L’argument selon lequel les fonds durables sont forcément plus onéreux que les fonds traditionnels, du fait des coûts supplémentaires engendrés par les études de durabilité, n’est pas forcément fondé. Et cela vaut pour les fonds actifs et les fonds passifs. La réglementation européenne répartit les fonds durables en deux catégories : ceux relevant de l’article 8 et ceux relevant de l’article 9. Dans la deuxième catégorie, nous établissons un classement des options les moins onéreuses parmi les fonds d’actions internationales de grandes capitalisations.
Le Règlement (UE) 2019/2088 du Parlement Européen et du Conseil du 27 novembre 2019 sur la publication d’informations en matière de durabilité dans le secteur des services financiers (SFDR) catégorise les fonds en trois groupes, sur la base de leurs objectifs de durabilité et des exigences de publication des informations liées à la durabilité ; les plus durables sont ceux relevant de l’article 9. Ils se sont en effet fixé l’investissement durable comme objectif spécifique, et on les qualifie de « fonds vert foncé ». Entrent notamment dans ce cadre de nombreuses stratégies axées sur le climat et fonds d’impact, soit les fonds qui ne se contentent pas de mettre l’accent sur le rendement financier, mais apportent aussi une contribution positive à la société et/ ou à l’environnement.
À l’inverse, les fonds article 8 ont simplement pour objectif de favoriser certains aspects écologiques et sociaux ; on leur attribue la couleur vert clair. Enfin, l’article 6 englobe tous les fonds qui n’ont pas d’objectif de durabilité spécifique ou explicite.

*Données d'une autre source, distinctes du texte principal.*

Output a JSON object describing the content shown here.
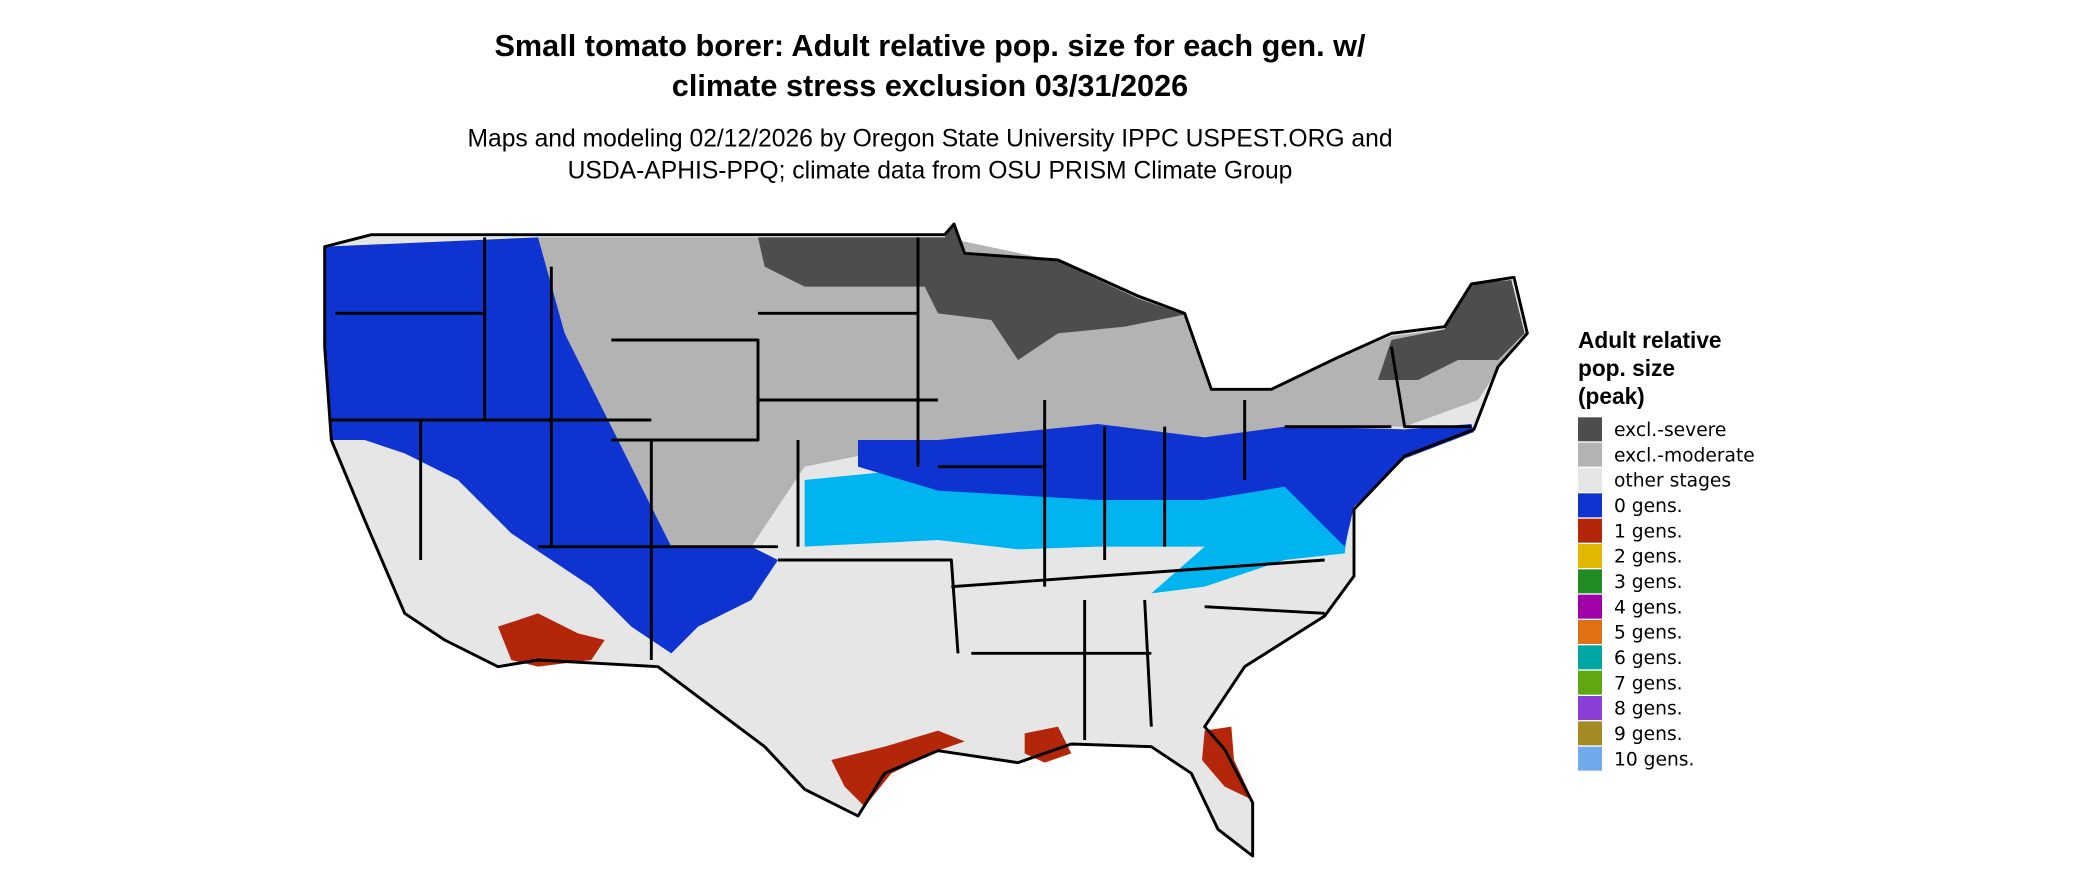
{
  "title": [
    "Small tomato borer: Adult relative pop. size for each gen. w/",
    "climate stress exclusion 03/31/2026"
  ],
  "subtitle": [
    "Maps and modeling 02/12/2026 by Oregon State University IPPC USPEST.ORG and",
    "USDA-APHIS-PPQ; climate data from OSU PRISM Climate Group"
  ],
  "legend": {
    "title": [
      "Adult relative",
      "pop. size",
      "(peak)"
    ],
    "items": [
      {
        "label": "excl.-severe",
        "color": "#4d4d4d"
      },
      {
        "label": "excl.-moderate",
        "color": "#b3b3b3"
      },
      {
        "label": "other stages",
        "color": "#e6e6e6"
      },
      {
        "label": "0 gens.",
        "color": "#0f33d0"
      },
      {
        "label": "1 gens.",
        "color": "#b3260a"
      },
      {
        "label": "2 gens.",
        "color": "#e0b800"
      },
      {
        "label": "3 gens.",
        "color": "#228b22"
      },
      {
        "label": "4 gens.",
        "color": "#a000a8"
      },
      {
        "label": "5 gens.",
        "color": "#e07014"
      },
      {
        "label": "6 gens.",
        "color": "#00a6a6"
      },
      {
        "label": "7 gens.",
        "color": "#5fa812"
      },
      {
        "label": "8 gens.",
        "color": "#8a3fd6"
      },
      {
        "label": "9 gens.",
        "color": "#a38a22"
      },
      {
        "label": "10 gens.",
        "color": "#72a9ea"
      }
    ]
  }
}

Tout comme pour les fonds d’investissement traditionnels, les coûts jouent un rôle dans le rendement final des fonds durables. Dans la mesure où ces derniers sont déduits du résultat brut, plus ils sont élevés, plus il est difficile, pour un gérant, de surperformer l’indice de référence. En outre, des différences de coûts même minimes pèsent fortement sur le rendement final obtenu par un investisseur, en raison de l’effet des intérêts composés. Ainsi, pour une performance brute de 6 %, un fonds dont les coûts sont de 1,5 % affiche un résultat inférieur de 9,1 % à celui d’un fonds dont les coûts sont de 1 % sur 20 ans.

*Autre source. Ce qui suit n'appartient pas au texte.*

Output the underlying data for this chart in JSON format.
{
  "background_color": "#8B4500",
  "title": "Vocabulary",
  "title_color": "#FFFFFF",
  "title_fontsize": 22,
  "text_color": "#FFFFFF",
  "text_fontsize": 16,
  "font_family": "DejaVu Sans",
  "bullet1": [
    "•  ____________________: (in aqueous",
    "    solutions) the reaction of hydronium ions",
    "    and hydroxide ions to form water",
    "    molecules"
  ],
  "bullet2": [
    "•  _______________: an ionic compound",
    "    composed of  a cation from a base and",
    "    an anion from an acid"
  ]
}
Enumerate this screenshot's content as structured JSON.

L’on pense souvent que les fonds durables sont plus onéreux que les fonds traditionnels. Outre les coûts de la recherche financière nécessaire pour la sélection des titres, les fonds durables requièrent un niveau additionnel de recherche. L’intégration de facteurs de durabilité génère des coûts supplémentaires pour la société de gestion, et ces derniers sont parfois refacturés à l’investisseur final. Et pourtant, la conclusion n’est pas aussi évidente qu’il paraît. Une étude menée il y a quelques années par Morningstar montre que les fonds d’actions durables actifs en Europe étaient en moyenne un peu moins onéreux que leurs variantes traditionnelles.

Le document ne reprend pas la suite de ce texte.